- 409 Aviation Road Queensbury, NY 12804 United States

Information
- Established: 1963
- School district: Queensbury Union Free School District
- Principal: Andrew Snide
- Teaching staff: 84.63 (FTE)
- Grades: 9-12
- Enrollment: 974 (2023–2024)
- Student to teacher ratio: 11.51
- Language: English
- Colors: Blue, Gold, and White
- Mascot: Spartan
- Rival: Glens Falls High School
- Yearbook: Orbit
- Website: http://www.queensburyschool.org/schools/QHS/

= Queensbury High School =

Queensbury High School (QHS) is a public high school located in Queensbury, Warren County, New York, United States. It was founded in 1963 and is one of four schools in the Queensbury Union Free School District. The other schools include Queensbury Elementary School, William H. Barton Intermediate School, and Queensbury Middle School. The High School has a student run Help Desk, where students repair Chromebooks and provide tech help to students and staff alike.

==History==

The school was opened in September 1963 although parts of the school, such as the gymnasium, were unfinished.

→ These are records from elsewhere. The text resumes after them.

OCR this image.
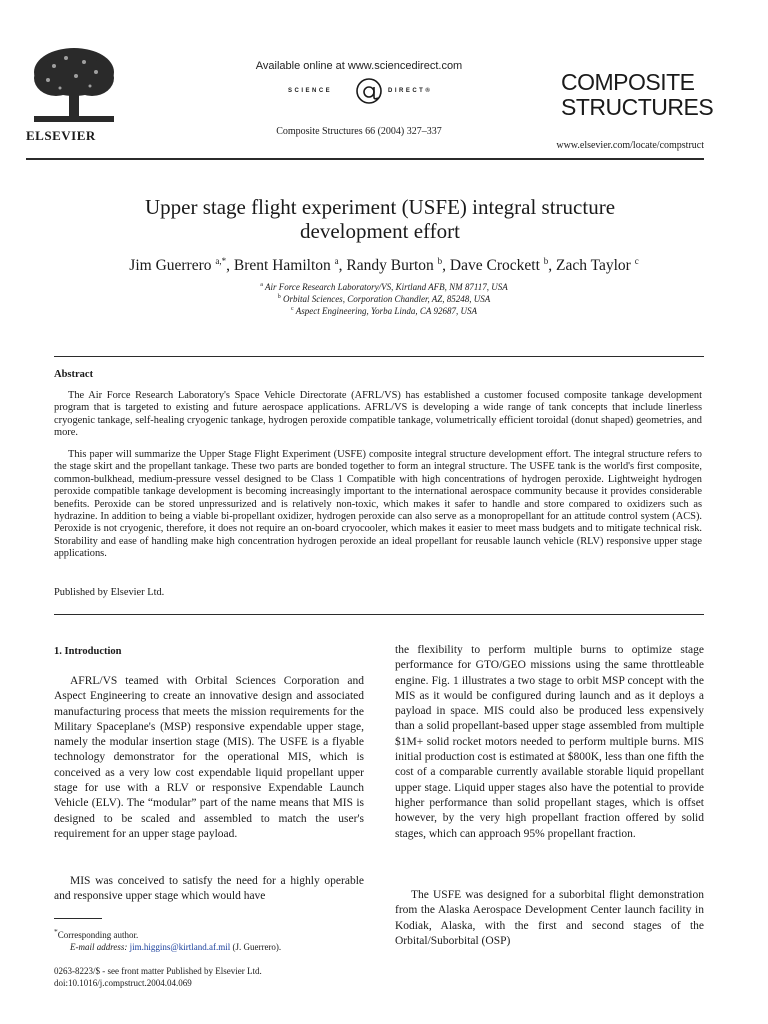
ELSEVIER
Available online at www.sciencedirect.com
SCIENCE	DIRECT®
Composite Structures 66 (2004) 327–337
COMPOSITE
STRUCTURES
www.elsevier.com/locate/compstruct
Upper stage flight experiment (USFE) integral structure
development effort
Jim Guerrero $^{a,*}$, Brent Hamilton $^a$, Randy Burton $^b$, Dave Crockett $^b$, Zach Taylor $^c$
$^a$ Air Force Research Laboratory/VS, Kirtland AFB, NM 87117, USA
$^b$ Orbital Sciences, Corporation Chandler, AZ, 85248, USA
$^c$ Aspect Engineering, Yorba Linda, CA 92687, USA
Abstract
The Air Force Research Laboratory's Space Vehicle Directorate (AFRL/VS) has established a customer focused composite tankage development program that is targeted to existing and future aerospace applications. AFRL/VS is developing a wide range of tank concepts that include linerless cryogenic tankage, self-healing cryogenic tankage, hydrogen peroxide compatible tankage, volumetrically efficient toroidal (donut shaped) geometries, and more.
This paper will summarize the Upper Stage Flight Experiment (USFE) composite integral structure development effort. The integral structure refers to the stage skirt and the propellant tankage. These two parts are bonded together to form an integral structure. The USFE tank is the world's first composite, common-bulkhead, medium-pressure vessel designed to be Class 1 Compatible with high concentrations of hydrogen peroxide. Lightweight hydrogen peroxide compatible tankage development is becoming increasingly important to the international aerospace community because it provides considerable benefits. Peroxide can be stored unpressurized and is relatively non-toxic, which makes it safer to handle and store compared to oxidizers such as hydrazine. In addition to being a viable bi-propellant oxidizer, hydrogen peroxide can also serve as a monopropellant for an attitude control system (ACS). Peroxide is not cryogenic, therefore, it does not require an on-board cryocooler, which makes it easier to meet mass budgets and to mitigate technical risk. Storability and ease of handling make high concentration hydrogen peroxide an ideal propellant for reusable launch vehicle (RLV) responsive upper stage applications.
Published by Elsevier Ltd.
1. Introduction
AFRL/VS teamed with Orbital Sciences Corporation and Aspect Engineering to create an innovative design and associated manufacturing process that meets the mission requirements for the Military Spaceplane's (MSP) responsive expendable upper stage, namely the modular insertion stage (MIS). The USFE is a flyable technology demonstrator for the operational MIS, which is conceived as a very low cost expendable liquid propellant upper stage for use with a RLV or responsive Expendable Launch Vehicle (ELV). The “modular” part of the name means that MIS is designed to be scaled and assembled to match the user's requirement for an upper stage payload.
MIS was conceived to satisfy the need for a highly operable and responsive upper stage which would have
the flexibility to perform multiple burns to optimize stage performance for GTO/GEO missions using the same throttleable engine. Fig. 1 illustrates a two stage to orbit MSP concept with the MIS as it would be configured during launch and as it deploys a payload in space. MIS could also be produced less expensively than a solid propellant-based upper stage assembled from multiple $1M+ solid rocket motors needed to perform multiple burns. MIS initial production cost is estimated at $800K, less than one fifth the cost of a comparable currently available storable liquid propellant upper stage. Liquid upper stages also have the potential to provide higher performance than solid propellant stages, which is offset however, by the very high propellant fraction offered by solid stages, which can approach 95% propellant fraction.
The USFE was designed for a suborbital flight demonstration from the Alaska Aerospace Development Center launch facility in Kodiak, Alaska, with the first and second stages of the Orbital/Suborbital (OSP)
*Corresponding author.
E-mail address: jim.higgins@kirtland.af.mil (J. Guerrero).
0263-8223/$ - see front matter Published by Elsevier Ltd.
doi:10.1016/j.compstruct.2004.04.069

By 26 April, the school was finished and the community was invited to the school for tours. Today, the school has more than 1,000 attending students with an extensive sports program and an International Baccalaureate (IB) diploma program.

==Notable alumni==
- Adam Terry - Player for the Baltimore Ravens in the National Football League.
- Brendan Harris - Player for the Minnesota Twins in Major League Baseball.